"Die AfD ist nicht die Ursache der Probleme, sondern das Symptom"

  11 Februar 2020    Gelesen: 516
"Die AfD ist nicht die Ursache der Probleme, sondern das Symptom"

Nach der Rückzugsankündigung der CDU-Chefin spekuliert Frank Plasberg mit seinen Gästen über mögliche Nachfolger. Zudem entwickelt sich ein Austausch über den Umgang der CDU mit Linkspartei und AfD.

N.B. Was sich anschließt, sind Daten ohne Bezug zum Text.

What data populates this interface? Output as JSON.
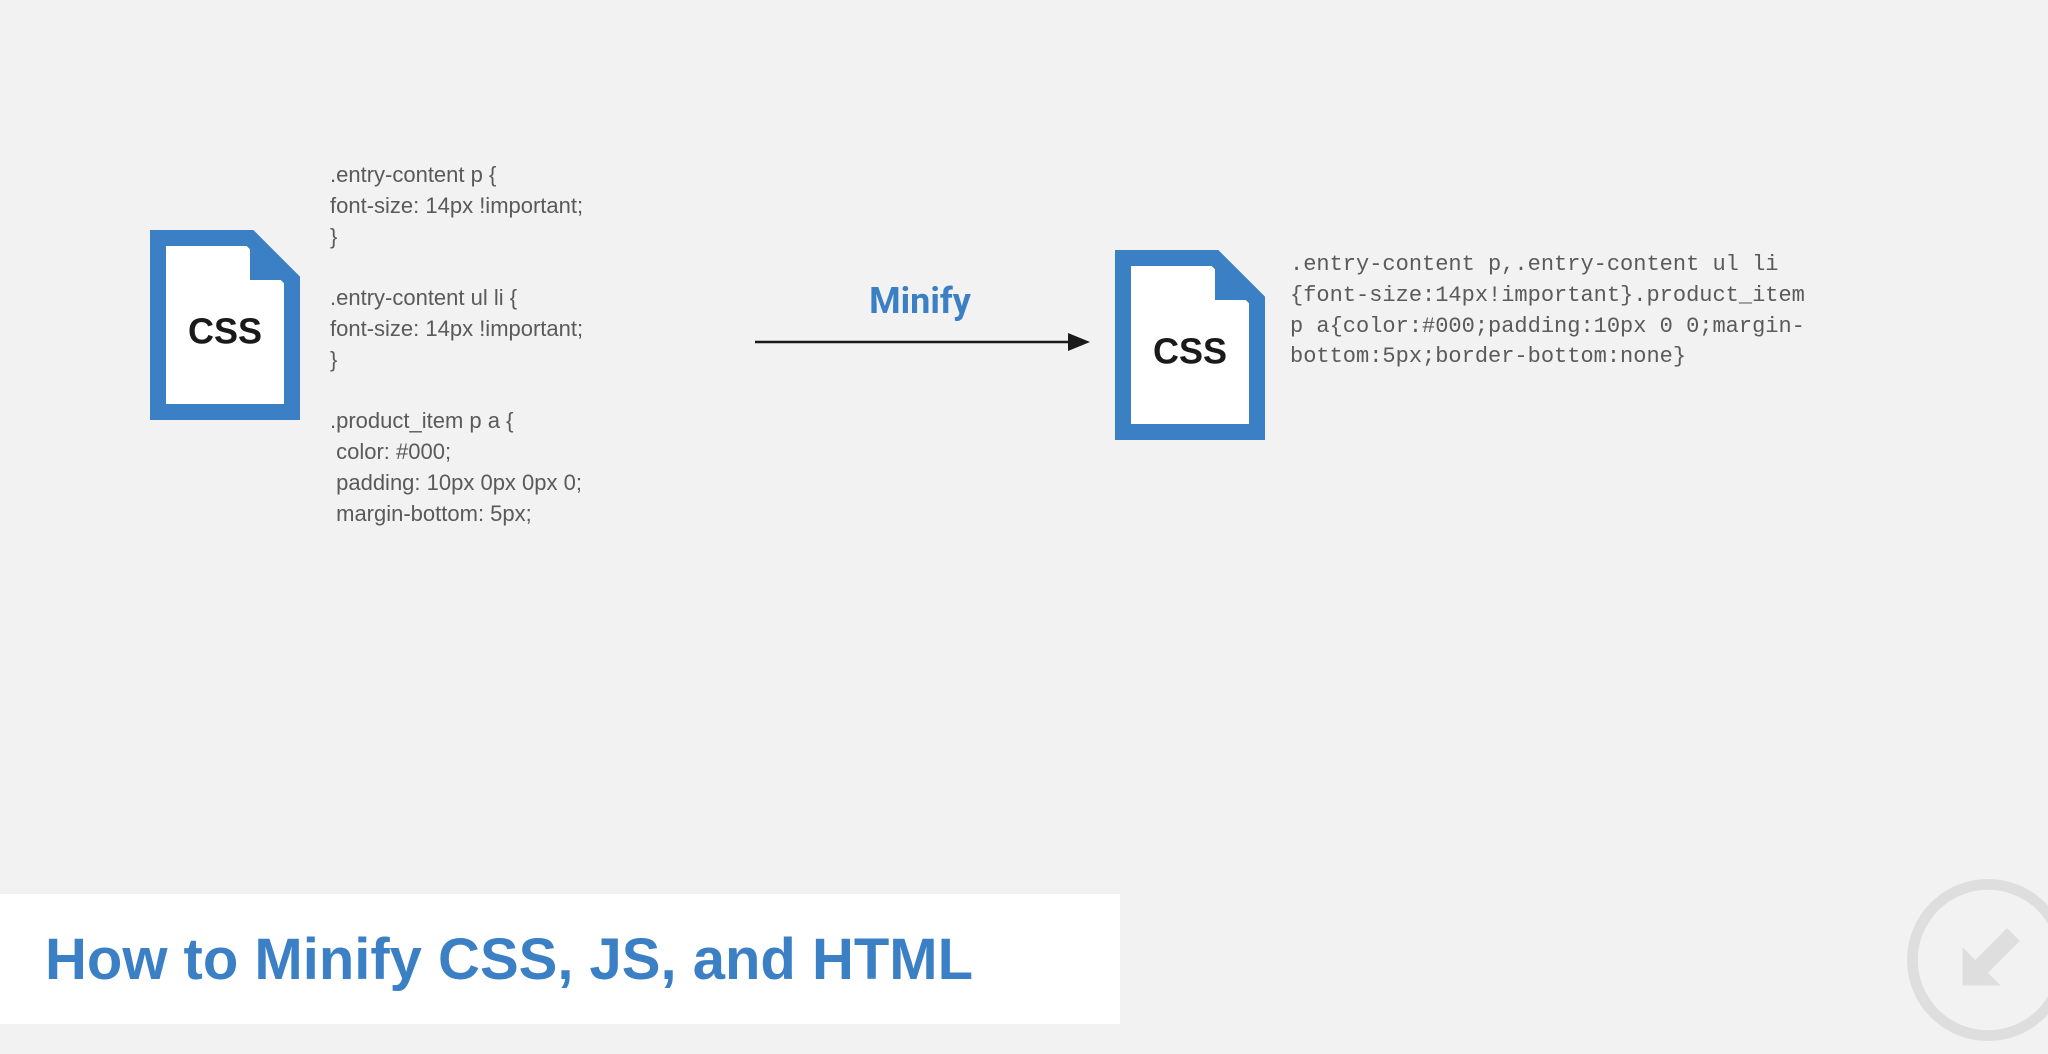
{
  "diagram": {
    "left_file_label": "CSS",
    "right_file_label": "CSS",
    "arrow_label": "Minify",
    "css_before": ".entry-content p {\nfont-size: 14px !important;\n}\n\n.entry-content ul li {\nfont-size: 14px !important;\n}\n\n.product_item p a {\n color: #000;\n padding: 10px 0px 0px 0;\n margin-bottom: 5px;",
    "css_after": ".entry-content p,.entry-content ul li\n{font-size:14px!important}.product_item\np a{color:#000;padding:10px 0 0;margin-\nbottom:5px;border-bottom:none}"
  },
  "title": "How to Minify CSS, JS, and HTML",
  "colors": {
    "accent": "#3b7fc4",
    "file_icon": "#3b7fc4",
    "text": "#5a5a5a",
    "background": "#f2f2f2"
  }
}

Im Zweifel ist "Hart aber fair" unter den Talkshows diejenige, die als Anwalt der sogenannten kleinen Leute angelegt ist. Jener Leute, die dem Klischee nach an Bonpflicht und Sparbücher denken, wenn es um Politik geht. So war es vor zwei Wochen, als im Finanztalk dem abstrakten "kleinen Sparer" der Kopf gestreichelt wurde. So war es vor einer Woche, als Edmund Stoiber mit dereguliertem Satzbau den vermeintlichen Bürokratieüberdruss des Durchschnittsbürgers nachzufühlen wusste.

Diesmal aber beförderte das Timing des politischen Berlin "Hart aber fair" kurzfristig in die Rolle des tagesaktuellen Talks. Es ging um Folgeschäden der Ereignisse in Thüringen: "Jetzt auch die CDU - stürzt die nächste Regierungspartei ins Chaos?"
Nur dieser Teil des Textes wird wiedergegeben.